Best Rug Rat—in the nursery, no one can hear you scream…

Runner-up:  The Trouble with Jam by Grey Wonderer


Dear West of The Moon folks,

“Merry has been teasing me all day.  He says I almost won a rug rat only I didn’t win because someone else won my rat.  I’ve seen field mice and river rats but I’ve never seen a rug rat.  We have rugs in our smial so I guess if I did win a rug rat it would have a nice place to live.  I asked Merry if rug rats make good pets and he just laughed.  I guess he laughed because rug rats are fun.  I guess it’s good that I didn’t win the rug rat cause I don’t know how to take care of them.  When I get older maybe then I can have my own rug rat.  I hope that the winner of the rug rat takes good care of it because Merry says that rug rats are lots of work to look out for and that they can be really big pests, eat all of your food, get lost, get stuck in trees, throw up on you and make a mess of your stuff.  They don’t sound nice but I still would like to win one.   Frodo says that I should be a good sport when I don’t win so I hope the winner, Daffodil Bolger, enjoys the rug rat.  Please tell Daffodil, if she doesn’t like him after she gets him home, I’ll take the rat.  Oh, and if you people at West of The Moon find any extra rug rats let me know cause the more I think about it, the more I want one.


Peregrin Took



Best Candidate for Prozac
—Frodo is never gonna make it through this one without happy pills!

Winner: Devoted by Mariole (ADULT)


I am deeply grateful to all the loyal readers who hung in there and gave Devoted a chance. This was a difficult story for me to write, and I’m sure it was difficult for many of you to read. But I wanted to do a realistic (as much as I was able) exploration of the consequences of rape, not only how this brutal crime can affect the targeted person, but also that person’s friends and family. The scope of the piece allowed me to explore some of the ways in which the peaceful Shire residents might react to such violence, and perhaps (through contrast) point up how violence is so relatively commonplace, and often glorified, in our own American culture.

I am delighted and humbled that so many of you undertook to read this very long adventure. I began to suspect the story had the reins between its teeth when I had posted 50,000 words and Buckland had yet to be notified. But the love that we have for these characters, and the love they have for each other, saw everyone safely through. Thank you so much for reading. I dearly appreciate your comments and remarks. I’d like to extend a huge thank you to Shadow and the wonderful folks at West of the Moon for hosting a friendly set of awards that helps celebrate the continuing impact that Middle-earth and its residents has had on all of us. Thank you most of all, Professor Tolkien, for making this magical world possible. You’re the best. Cheers.

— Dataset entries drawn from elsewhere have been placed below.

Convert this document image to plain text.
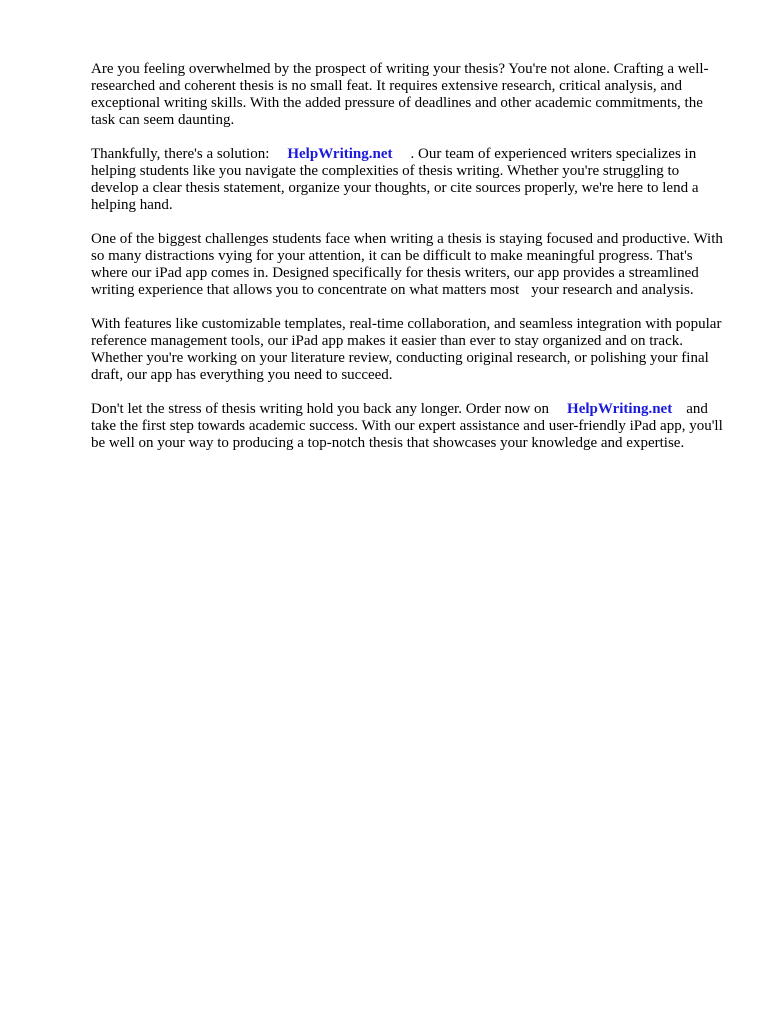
Are you feeling overwhelmed by the prospect of writing your thesis? You're not alone. Crafting a well-researched and coherent thesis is no small feat. It requires extensive research, critical analysis, and exceptional writing skills. With the added pressure of deadlines and other academic commitments, the task can seem daunting.

Thankfully, there's a solution: HelpWriting.net . Our team of experienced writers specializes in helping students like you navigate the complexities of thesis writing. Whether you're struggling to develop a clear thesis statement, organize your thoughts, or cite sources properly, we're here to lend a helping hand.

One of the biggest challenges students face when writing a thesis is staying focused and productive. With so many distractions vying for your attention, it can be difficult to make meaningful progress. That's where our iPad app comes in. Designed specifically for thesis writers, our app provides a streamlined writing experience that allows you to concentrate on what matters most your research and analysis.

With features like customizable templates, real-time collaboration, and seamless integration with popular reference management tools, our iPad app makes it easier than ever to stay organized and on track. Whether you're working on your literature review, conducting original research, or polishing your final draft, our app has everything you need to succeed.

Don't let the stress of thesis writing hold you back any longer. Order now on HelpWriting.net and take the first step towards academic success. With our expert assistance and user-friendly iPad app, you'll be well on your way to producing a top-notch thesis that showcases your knowledge and expertise.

The Cue the Orchestra Award
—“Ya know, author dear, we’re not elves.  I’m just sayin’.”

Winner:  The Errand Lad by Rabidsamfan


Found crumpled on the green room floor:
Written in two different hands.

Ladies and Gentlemen,

It is with great frustration humility that I come to accept this award.

Humility, she calls it.  Embarrassment is what I call it, leaving a poor hobbit to turn into a giant pink wrinkle in the tub.

I am very pleased by the number of honors which have been accruing to “the Errand Lad”.

Don’t she mean frightened?  Last time she opened up the file she had to go and have a lie down.

I never thought, when I began it, that it would become so long popular.

Never thought it would take twenty blessed pages to cover fifteen blessed minutes, I’d say.

I mean, after all, we all know how the story turns out.

Do we?  Do we really?!

Still, in any case it’s nice to know that there are people out there who are willing to encourage me and my plotbunnies.

They’ll be givin’ the bunnies tiny pitchforks if she doesn’t get a move on, you know.

And with any luck you’ll be seeing more of the story soon.

HA!  We’ve heard that one before!  More than a hundred words and she goes all to pieces.

Even if I have to write it in drab…mmffrfelwsiwsklweadsasdaiwal….

At this point the writer appears to have been set upon by small barefooted children.  If anyone has word of her, please send the ransom note word to the Golden Mushroom Awards.  She still has to give her speech.